Adding support for other formats

Magick.NET uses a statically linked build of ImageMagick to allow for an extremely portable Linux binary. This means for most use cases, it will "just work" on standard glibc-based Linux distributions like Ubuntu or CentOS. Unfortunately, it also means some libraries and formats are left unsupported where an incompatible license or other issue prevents it.

If you wish to create a custom build of Magick.NET for those situations, there are a few steps to follow. If, for example, you want to build Magick.NET with support for TIFF, JPEG, and SVG using shared objects, you could simple add an extra install step to ImageMagick/Source/Dockerfile:

RUN apt-get install -y librsvg2-dev libxml2-dev libfreetype6-dev libtiff5-dev libjpeg-turbo8-dev

Remove the steps to copy and build delegate libraries from source, and update the ImageMagick configure options.

Extra requirements

By default, Magick.NET has support built in for JPEG, TIFF, PNG, and WebP file formats. Lossless compression support includes zlib, lzma, and bzip2. There are no external dependencies beyond basic system libraries and glibc6/libm, which should be present by default on most Linux distros.

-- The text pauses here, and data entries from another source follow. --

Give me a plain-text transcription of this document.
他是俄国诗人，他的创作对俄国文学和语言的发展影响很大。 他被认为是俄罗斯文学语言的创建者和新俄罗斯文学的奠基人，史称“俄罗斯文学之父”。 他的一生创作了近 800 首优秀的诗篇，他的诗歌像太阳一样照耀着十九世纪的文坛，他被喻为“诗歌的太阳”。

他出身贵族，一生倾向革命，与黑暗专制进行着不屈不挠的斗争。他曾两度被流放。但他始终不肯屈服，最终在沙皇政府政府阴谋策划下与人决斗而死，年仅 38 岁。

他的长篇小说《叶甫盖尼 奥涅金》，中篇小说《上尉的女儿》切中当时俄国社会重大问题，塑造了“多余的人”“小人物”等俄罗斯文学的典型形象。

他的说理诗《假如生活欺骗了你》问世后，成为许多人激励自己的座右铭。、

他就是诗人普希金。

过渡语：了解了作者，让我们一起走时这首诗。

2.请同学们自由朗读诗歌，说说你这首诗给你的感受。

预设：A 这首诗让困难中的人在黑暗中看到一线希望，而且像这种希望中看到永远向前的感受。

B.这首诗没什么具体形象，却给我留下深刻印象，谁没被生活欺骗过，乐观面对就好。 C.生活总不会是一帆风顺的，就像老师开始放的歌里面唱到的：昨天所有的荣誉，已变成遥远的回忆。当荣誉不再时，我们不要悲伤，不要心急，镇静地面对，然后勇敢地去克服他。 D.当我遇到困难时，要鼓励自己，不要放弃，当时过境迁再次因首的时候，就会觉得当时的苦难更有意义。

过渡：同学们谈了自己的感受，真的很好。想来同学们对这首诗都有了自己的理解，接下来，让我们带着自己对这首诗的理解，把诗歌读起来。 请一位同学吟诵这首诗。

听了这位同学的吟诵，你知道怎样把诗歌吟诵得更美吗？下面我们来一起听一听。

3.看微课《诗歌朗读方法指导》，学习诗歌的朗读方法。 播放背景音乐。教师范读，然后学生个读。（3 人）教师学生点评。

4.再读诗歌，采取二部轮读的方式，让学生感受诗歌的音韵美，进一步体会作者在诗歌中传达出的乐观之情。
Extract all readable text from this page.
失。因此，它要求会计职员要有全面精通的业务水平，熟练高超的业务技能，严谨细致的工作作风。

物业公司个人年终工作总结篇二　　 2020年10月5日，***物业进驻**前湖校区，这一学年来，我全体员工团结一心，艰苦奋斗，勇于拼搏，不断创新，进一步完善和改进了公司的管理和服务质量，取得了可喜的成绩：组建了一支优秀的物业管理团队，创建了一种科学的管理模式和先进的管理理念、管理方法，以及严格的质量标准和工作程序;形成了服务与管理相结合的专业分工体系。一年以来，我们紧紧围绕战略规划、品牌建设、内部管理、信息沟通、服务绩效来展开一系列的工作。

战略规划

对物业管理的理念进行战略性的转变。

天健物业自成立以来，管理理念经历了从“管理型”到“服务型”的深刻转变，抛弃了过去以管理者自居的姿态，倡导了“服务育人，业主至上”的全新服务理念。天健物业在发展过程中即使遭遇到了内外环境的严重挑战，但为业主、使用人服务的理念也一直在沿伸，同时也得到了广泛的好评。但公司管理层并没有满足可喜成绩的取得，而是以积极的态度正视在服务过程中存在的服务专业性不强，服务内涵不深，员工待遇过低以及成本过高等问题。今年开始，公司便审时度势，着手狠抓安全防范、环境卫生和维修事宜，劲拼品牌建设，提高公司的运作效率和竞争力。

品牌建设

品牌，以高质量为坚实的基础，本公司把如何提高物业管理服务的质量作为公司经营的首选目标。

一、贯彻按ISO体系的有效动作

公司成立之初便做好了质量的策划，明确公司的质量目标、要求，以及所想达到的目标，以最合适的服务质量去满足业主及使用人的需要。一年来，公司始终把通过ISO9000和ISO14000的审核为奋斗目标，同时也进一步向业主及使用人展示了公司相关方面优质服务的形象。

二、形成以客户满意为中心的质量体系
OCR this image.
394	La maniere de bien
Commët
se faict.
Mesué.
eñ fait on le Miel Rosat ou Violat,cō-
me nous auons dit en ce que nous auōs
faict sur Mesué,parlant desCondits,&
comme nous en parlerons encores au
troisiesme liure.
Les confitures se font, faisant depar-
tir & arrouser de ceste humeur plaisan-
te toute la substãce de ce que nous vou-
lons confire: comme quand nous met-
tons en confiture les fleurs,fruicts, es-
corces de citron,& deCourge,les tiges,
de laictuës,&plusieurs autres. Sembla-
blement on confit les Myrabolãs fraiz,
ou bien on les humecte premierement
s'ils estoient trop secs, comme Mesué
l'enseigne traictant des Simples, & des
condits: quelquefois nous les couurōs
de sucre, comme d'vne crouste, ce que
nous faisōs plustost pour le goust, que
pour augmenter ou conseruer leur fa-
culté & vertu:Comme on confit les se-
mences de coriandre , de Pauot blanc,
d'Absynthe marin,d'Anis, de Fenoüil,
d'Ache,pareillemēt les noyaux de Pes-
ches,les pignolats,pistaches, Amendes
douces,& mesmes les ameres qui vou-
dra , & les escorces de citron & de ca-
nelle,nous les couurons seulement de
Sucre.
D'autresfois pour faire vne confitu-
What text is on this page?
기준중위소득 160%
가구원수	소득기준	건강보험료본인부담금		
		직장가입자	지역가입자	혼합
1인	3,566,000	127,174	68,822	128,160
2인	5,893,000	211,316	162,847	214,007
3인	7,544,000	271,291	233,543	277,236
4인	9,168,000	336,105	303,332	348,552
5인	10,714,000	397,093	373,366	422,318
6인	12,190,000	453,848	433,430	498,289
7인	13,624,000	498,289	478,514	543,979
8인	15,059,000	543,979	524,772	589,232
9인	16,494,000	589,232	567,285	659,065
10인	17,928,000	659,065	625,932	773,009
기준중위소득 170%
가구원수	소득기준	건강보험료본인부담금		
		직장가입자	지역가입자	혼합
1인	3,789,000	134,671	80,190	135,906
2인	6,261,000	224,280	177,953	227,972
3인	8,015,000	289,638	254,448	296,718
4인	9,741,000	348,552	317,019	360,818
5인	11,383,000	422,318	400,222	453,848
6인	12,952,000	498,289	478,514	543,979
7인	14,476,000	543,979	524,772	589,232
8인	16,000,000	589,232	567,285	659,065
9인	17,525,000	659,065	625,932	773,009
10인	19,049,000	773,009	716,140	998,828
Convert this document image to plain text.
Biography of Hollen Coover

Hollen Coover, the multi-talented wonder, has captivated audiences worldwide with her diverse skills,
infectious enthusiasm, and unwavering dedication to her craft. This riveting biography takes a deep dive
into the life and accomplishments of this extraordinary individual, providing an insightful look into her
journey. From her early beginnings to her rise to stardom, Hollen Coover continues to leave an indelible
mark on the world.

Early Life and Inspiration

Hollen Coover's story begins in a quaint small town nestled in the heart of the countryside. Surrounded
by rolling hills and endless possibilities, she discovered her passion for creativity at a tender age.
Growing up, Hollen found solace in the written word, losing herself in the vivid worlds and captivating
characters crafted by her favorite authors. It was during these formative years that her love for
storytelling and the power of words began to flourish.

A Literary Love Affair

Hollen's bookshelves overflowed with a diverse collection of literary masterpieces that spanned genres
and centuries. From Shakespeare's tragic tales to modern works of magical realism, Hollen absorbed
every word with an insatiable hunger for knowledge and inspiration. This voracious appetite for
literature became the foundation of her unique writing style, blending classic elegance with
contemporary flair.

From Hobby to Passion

Distributions based on musl libc such as Alpine will not have a glibc available, and will not work with Magick.NET out of the box. Compatibility layers for glibc on musl-libc systems exist, but have not been tested successfully with Magick.NET. YMMV.

.NET Core

Running Magick.NET with .NET Core on Linux requires adding the library as a package reference to the project:

  <ItemGroup>
    <PackageReference Include="Magick.NET-Q8-x64" Version="7.x.x.x" />
  </ItemGroup>

Mono

Getting Magick.NET working on Mono sometimes requires an extra step. The Magick.NET.Native library is not always automatically copied to the output directory when the NuGet reference is added to the project. The copy does not happens when the project is build on Windows instead of a Linux machine. The native library located in the folder runtimes/linux-x64/native of the NuGet package should then be copied to the output folder of the project. And it is possible that you will need to rename the native library and prefix it with lib (e.g libMagick.NET-Q8-x64.Native.dll.so).